Most of Wildlife rises and falls on Kazan and Dano capturing the rhythms of Ford’s writing and the cast’s ability to deliver the subtle nuances necessary for something so paradoxically low key and ambitious to succeed, but the first time director also finds nice ways to coax the author’s themes out through visuals. The production design of the Brinson house might be inornate and simplistic, but the vast prairies, looming mountains, and expansive skies nicely highlight the emptiness of their lives. An almost painterly moment depicting Jerry’s reality on the front lines of a forest fire – captured astoundingly by cinematographer Diego Garcia – bests a similarly memorable sequence in Alfonso Cuarón’s Roma, which is not small praise. Garcia, who has worked on other visually resplendent and poetic works like Neon Bull and Cemetery of Splendour, proves to be a perfect collaborator for Dano’s first directorial project. Garcia captures perfect, realistic, and gorgeous images, while Dano is able to remain focused on the emotional and narrative beats.

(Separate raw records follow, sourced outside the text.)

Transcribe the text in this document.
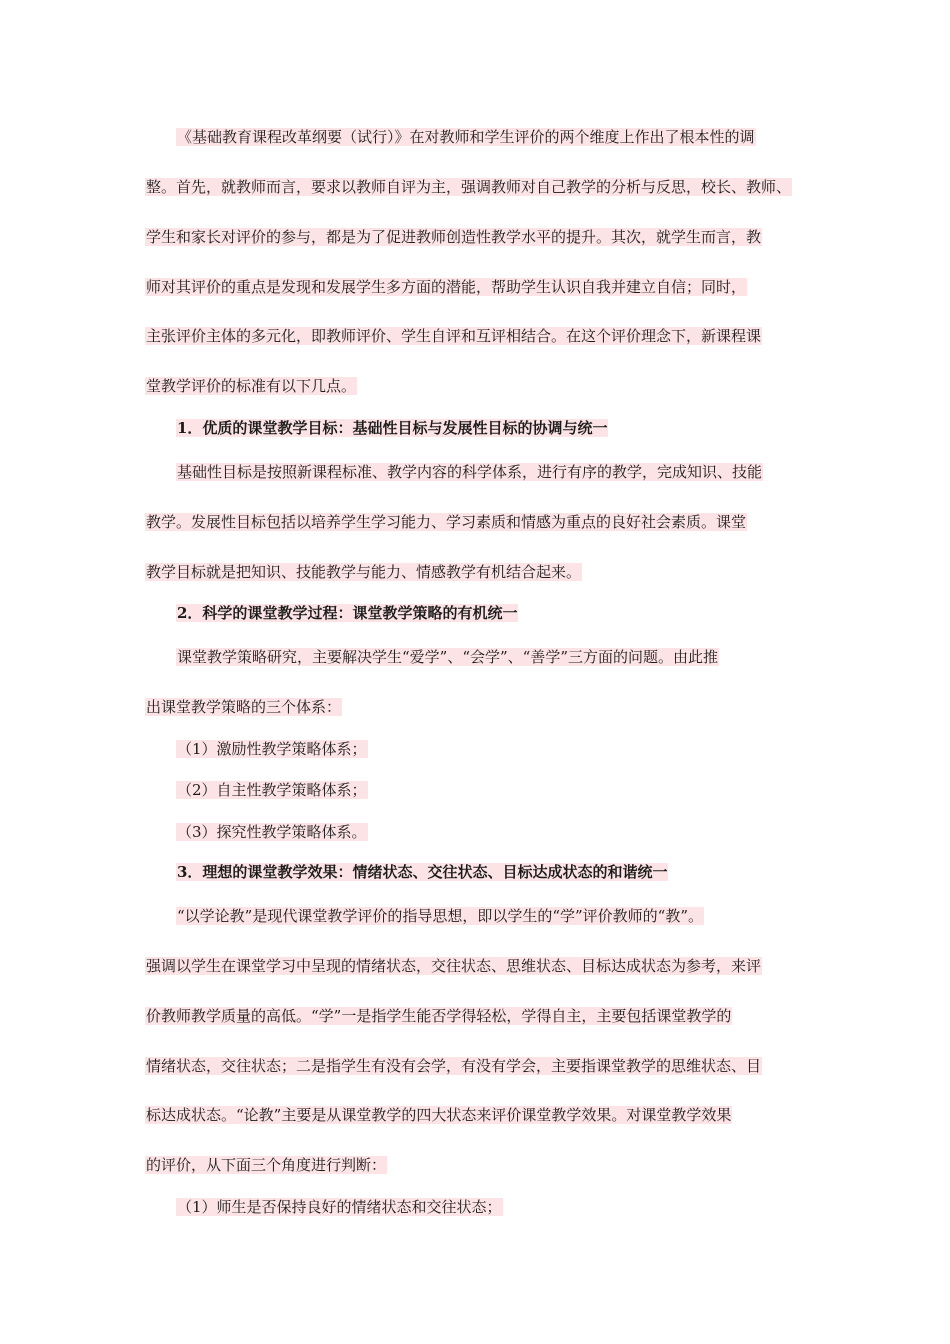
《基础教育课程改革纲要（试行）》在对教师和学生评价的两个维度上作出了根本性的调
整。首先，就教师而言，要求以教师自评为主，强调教师对自己教学的分析与反思，校长、教师、
学生和家长对评价的参与，都是为了促进教师创造性教学水平的提升。其次，就学生而言，教
师对其评价的重点是发现和发展学生多方面的潜能，帮助学生认识自我并建立自信；同时，
主张评价主体的多元化，即教师评价、学生自评和互评相结合。在这个评价理念下，新课程课
堂教学评价的标准有以下几点。
1．优质的课堂教学目标：基础性目标与发展性目标的协调与统一
基础性目标是按照新课程标准、教学内容的科学体系，进行有序的教学，完成知识、技能
教学。发展性目标包括以培养学生学习能力、学习素质和情感为重点的良好社会素质。课堂
教学目标就是把知识、技能教学与能力、情感教学有机结合起来。
2．科学的课堂教学过程：课堂教学策略的有机统一
课堂教学策略研究，主要解决学生“爱学”、“会学”、“善学”三方面的问题。由此推
出课堂教学策略的三个体系：
（1）激励性教学策略体系；
（2）自主性教学策略体系；
（3）探究性教学策略体系。
3．理想的课堂教学效果：情绪状态、交往状态、目标达成状态的和谐统一
“以学论教”是现代课堂教学评价的指导思想，即以学生的“学”评价教师的“教”。
强调以学生在课堂学习中呈现的情绪状态，交往状态、思维状态、目标达成状态为参考，来评
价教师教学质量的高低。“学”一是指学生能否学得轻松，学得自主，主要包括课堂教学的
情绪状态，交往状态；二是指学生有没有会学，有没有学会，主要指课堂教学的思维状态、目
标达成状态。“论教”主要是从课堂教学的四大状态来评价课堂教学效果。对课堂教学效果
的评价，从下面三个角度进行判断：
（1）师生是否保持良好的情绪状态和交往状态；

As the film’s lead and the story’s moral centre, Oxenbould makes a considerable impression. He has to both provide the audience with a way into Dano’s material and remain somewhat impartially empathetic. Too far in the former direction, and Wildlife would devolve into old-timey melodrama. Too far in the latter, and Joe would become a bland cipher. Oxenbould’s performance – which is the definition of “star making” – is incredibly nuanced. Whenever Joe interacts with either of his parents, it’s clear that the young man has an affinity for both mother and father equally, but there are character traits in each that rub him the wrong way. Like any “good son” of the 1950s, Joe rarely raises his voice unless he’s forced to a breaking point (and he is brought there, several times), but Oxenbould makes the character’s obvious discomfort visually subtle. He’s too young to tell anyone how they should live their lives, and still wants someone to give him guidance into his impending adulthood. Dano might’ve employed acting heavyweights Gyllenhaal and Mulligan to play Joe’s parents, but it’s Oxenbould who makes just as big of an impact here as the film’s director.

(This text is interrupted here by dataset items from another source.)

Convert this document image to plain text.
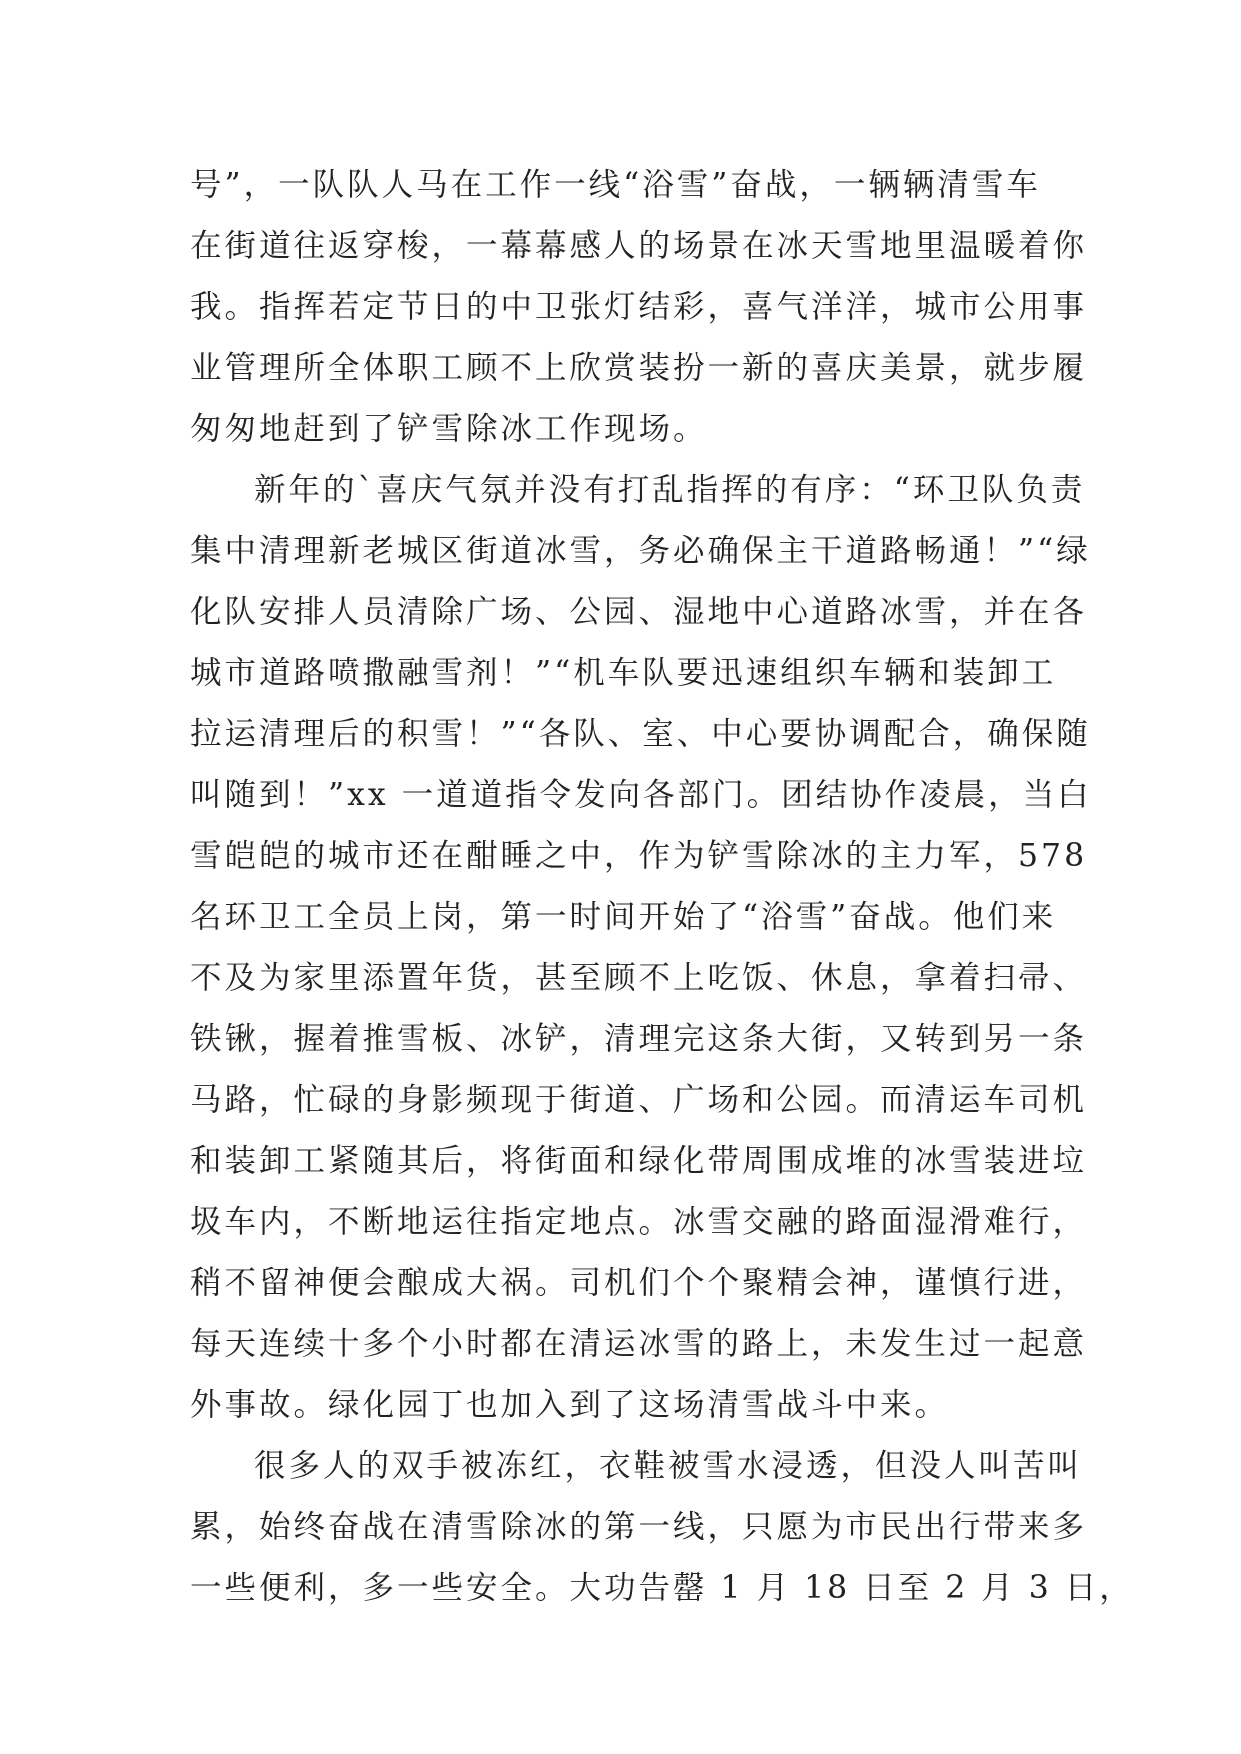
号”，一队队人马在工作一线“浴雪”奋战，一辆辆清雪车
在街道往返穿梭，一幕幕感人的场景在冰天雪地里温暖着你
我。指挥若定节日的中卫张灯结彩，喜气洋洋，城市公用事
业管理所全体职工顾不上欣赏装扮一新的喜庆美景，就步履
匆匆地赶到了铲雪除冰工作现场。
新年的`喜庆气氛并没有打乱指挥的有序：“环卫队负责
集中清理新老城区街道冰雪，务必确保主干道路畅通！”“绿
化队安排人员清除广场、公园、湿地中心道路冰雪，并在各
城市道路喷撒融雪剂！”“机车队要迅速组织车辆和装卸工
拉运清理后的积雪！”“各队、室、中心要协调配合，确保随
叫随到！”xx 一道道指令发向各部门。团结协作凌晨，当白
雪皑皑的城市还在酣睡之中，作为铲雪除冰的主力军，578
名环卫工全员上岗，第一时间开始了“浴雪”奋战。他们来
不及为家里添置年货，甚至顾不上吃饭、休息，拿着扫帚、
铁锹，握着推雪板、冰铲，清理完这条大街，又转到另一条
马路，忙碌的身影频现于街道、广场和公园。而清运车司机
和装卸工紧随其后，将街面和绿化带周围成堆的冰雪装进垃
圾车内，不断地运往指定地点。冰雪交融的路面湿滑难行，
稍不留神便会酿成大祸。司机们个个聚精会神，谨慎行进，
每天连续十多个小时都在清运冰雪的路上，未发生过一起意
外事故。绿化园丁也加入到了这场清雪战斗中来。
很多人的双手被冻红，衣鞋被雪水浸透，但没人叫苦叫
累，始终奋战在清雪除冰的第一线，只愿为市民出行带来多
一些便利，多一些安全。大功告罄 1 月 18 日至 2 月 3 日，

Gyllenhaal, who disappears out of necessity for large portions of the film, is utilized sparingly, but the actor is able to make sure that Jerry’s stoic, principled nature looms large whenever the character isn’t on screen. It’s a generous performance. Mulligan is offered the juiciest role here, as an increasingly cold and confused mother set adrift by her husband during an era where women in many parts of the country were still being raised to be homemakers. The only thing Jeanette knows how to provide is love and support, but her trust has been betrayed and poisoned. She’s becoming cynical, but even at her lowest, something maternal rises back to her increasingly hardened surface. Both parents are prideful, not particularly well educated, blue collar people, and neither is able to realize their streaks of emotional cruelty towards one another, but Mulligan has definitely been gifted here with the best character next to Oxenbould.

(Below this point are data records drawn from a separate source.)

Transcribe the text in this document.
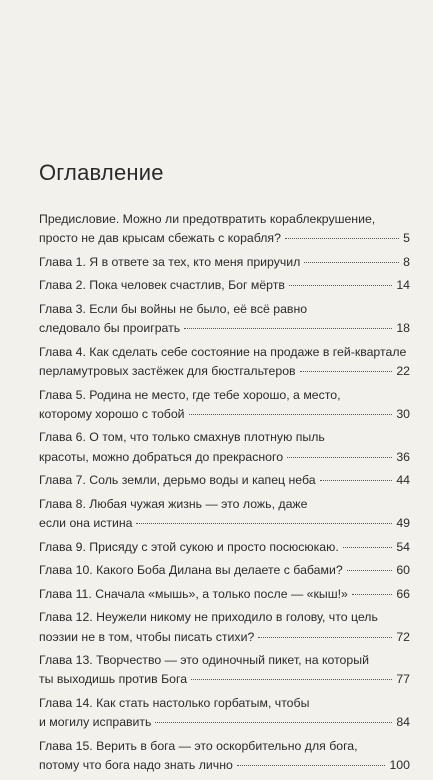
Оглавление
Предисловие. Можно ли предотвратить кораблекрушение,
просто не дав крысам сбежать с корабля?	5
Глава 1. Я в ответе за тех, кто меня приручил	8
Глава 2. Пока человек счастлив, Бог мёртв	14
Глава 3. Если бы войны не было, её всё равно
следовало бы проиграть	18
Глава 4. Как сделать себе состояние на продаже в гей-квартале
перламутровых застёжек для бюстгальтеров	22
Глава 5. Родина не место, где тебе хорошо, а место,
которому хорошо с тобой	30
Глава 6. О том, что только смахнув плотную пыль
красоты, можно добраться до прекрасного	36
Глава 7. Соль земли, дерьмо воды и капец неба	44
Глава 8. Любая чужая жизнь — это ложь, даже
если она истина	49
Глава 9. Присяду с этой сукою и просто посюсюкаю.	54
Глава 10. Какого Боба Дилана вы делаете с бабами?	60
Глава 11. Сначала «мышь», а только после — «кыш!»	66
Глава 12. Неужели никому не приходило в голову, что цель
поэзии не в том, чтобы писать стихи?	72
Глава 13. Творчество — это одиночный пикет, на который
ты выходишь против Бога	77
Глава 14. Как стать настолько горбатым, чтобы
и могилу исправить	84
Глава 15. Верить в бога — это оскорбительно для бога,
потому что бога надо знать лично	100
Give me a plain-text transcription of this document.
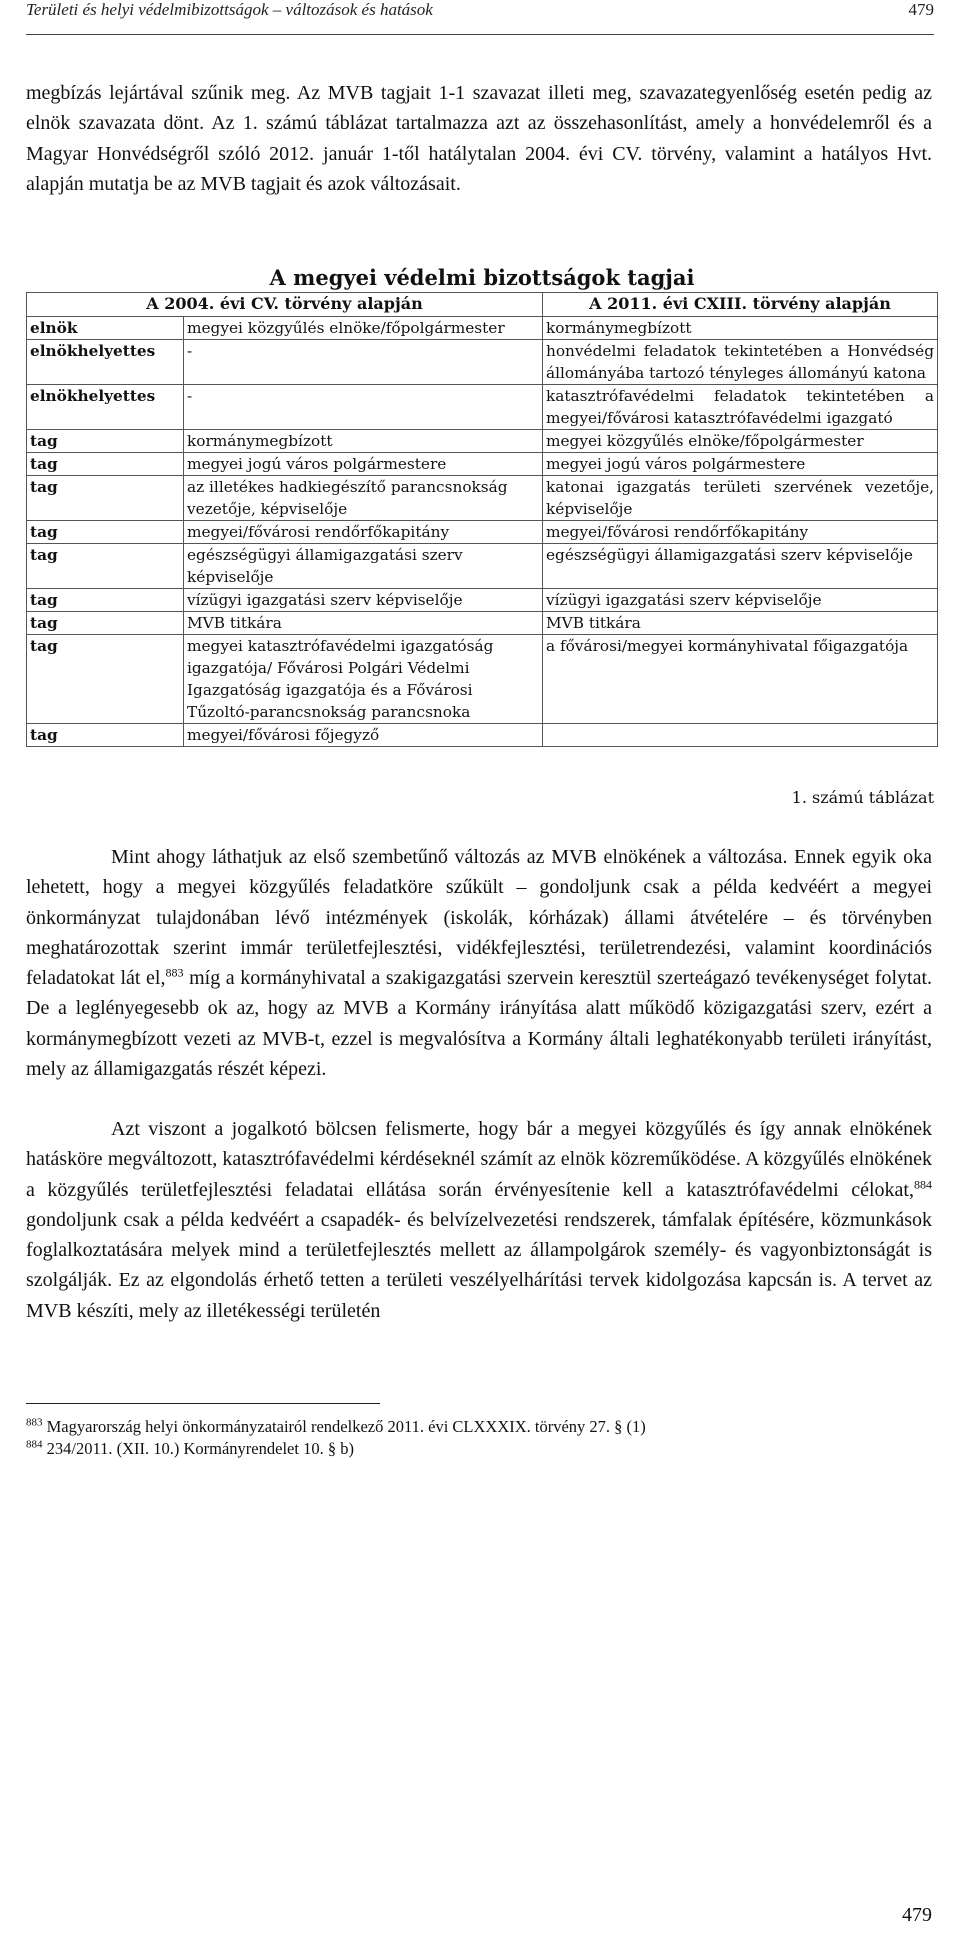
Területi és helyi védelmibizottságok – változások és hatások	479

megbízás lejártával szűnik meg. Az MVB tagjait 1-1 szavazat illeti meg, szavazategyenlőség esetén pedig az elnök szavazata dönt. Az 1. számú táblázat tartalmazza azt az összehasonlítást, amely a honvédelemről és a Magyar Honvédségről szóló 2012. január 1-től hatálytalan 2004. évi CV. törvény, valamint a hatályos Hvt. alapján mutatja be az MVB tagjait és azok változásait.

A megyei védelmi bizottságok tagjai
A 2004. évi CV. törvény alapján		A 2011. évi CXIII. törvény alapján
elnök	megyei közgyűlés elnöke/főpolgármester	kormánymegbízott
elnökhelyettes	-	honvédelmi feladatok tekintetében a Honvédség állományába tartozó tényleges állományú katona
elnökhelyettes	-	katasztrófavédelmi feladatok tekintetében a megyei/fővárosi katasztrófavédelmi igazgató
tag	kormánymegbízott	megyei közgyűlés elnöke/főpolgármester
tag	megyei jogú város polgármestere	megyei jogú város polgármestere
tag	az illetékes hadkiegészítő parancsnokság vezetője, képviselője	katonai igazgatás területi szervének vezetője, képviselője
tag	megyei/fővárosi rendőrfőkapitány	megyei/fővárosi rendőrfőkapitány
tag	egészségügyi államigazgatási szerv képviselője	egészségügyi államigazgatási szerv képviselője
tag	vízügyi igazgatási szerv képviselője	vízügyi igazgatási szerv képviselője
tag	MVB titkára	MVB titkára
tag	megyei katasztrófavédelmi igazgatóság igazgatója/ Fővárosi Polgári Védelmi Igazgatóság igazgatója és a Fővárosi Tűzoltó-parancsnokság parancsnoka	a fővárosi/megyei kormányhivatal főigazgatója
tag	megyei/fővárosi főjegyző	
1. számú táblázat

Mint ahogy láthatjuk az első szembetűnő változás az MVB elnökének a változása. Ennek egyik oka lehetett, hogy a megyei közgyűlés feladatköre szűkült – gondoljunk csak a példa kedvéért a megyei önkormányzat tulajdonában lévő intézmények (iskolák, kórházak) állami átvételére – és törvényben meghatározottak szerint immár területfejlesztési, vidékfejlesztési, területrendezési, valamint koordinációs feladatokat lát el,$^{883}$ míg a kormányhivatal a szakigazgatási szervein keresztül szerteágazó tevékenységet folytat. De a leglényegesebb ok az, hogy az MVB a Kormány irányítása alatt működő közigazgatási szerv, ezért a kormánymegbízott vezeti az MVB-t, ezzel is megvalósítva a Kormány általi leghatékonyabb területi irányítást, mely az államigazgatás részét képezi.

Azt viszont a jogalkotó bölcsen felismerte, hogy bár a megyei közgyűlés és így annak elnökének hatásköre megváltozott, katasztrófavédelmi kérdéseknél számít az elnök közreműködése. A közgyűlés elnökének a közgyűlés területfejlesztési feladatai ellátása során érvényesítenie kell a katasztrófavédelmi célokat,$^{884}$ gondoljunk csak a példa kedvéért a csapadék- és belvízelvezetési rendszerek, támfalak építésére, közmunkások foglalkoztatására melyek mind a területfejlesztés mellett az állampolgárok személy- és vagyonbiztonságát is szolgálják. Ez az elgondolás érhető tetten a területi veszélyelhárítási tervek kidolgozása kapcsán is. A tervet az MVB készíti, mely az illetékességi területén

$^{883}$ Magyarország helyi önkormányzatairól rendelkező 2011. évi CLXXXIX. törvény 27. § (1)
$^{884}$ 234/2011. (XII. 10.) Kormányrendelet 10. § b)
479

There’s a lot to admire and parse within Wildlife, and the only real regret that I could mention is that it wasn’t released sooner and with a bit more fanfare. It’s a remarkable and poignant debut that’s worth seeking out. I was lucky enough to see it in the fall at the Toronto International Film Festival, and for the longest time it was beginning to look like I would never have the chance to talk about it. Thankfully, I was given the chance (although, I would’ve liked more notice than an email briefly noting it’s release two days before it came out), and now local audiences can see one of the most unjustly slept on efforts of 2018. Here’s hoping the rest of Canada is next.

Wildlife opens at TIFF Bell Lightbox on Friday, January 4, 2019.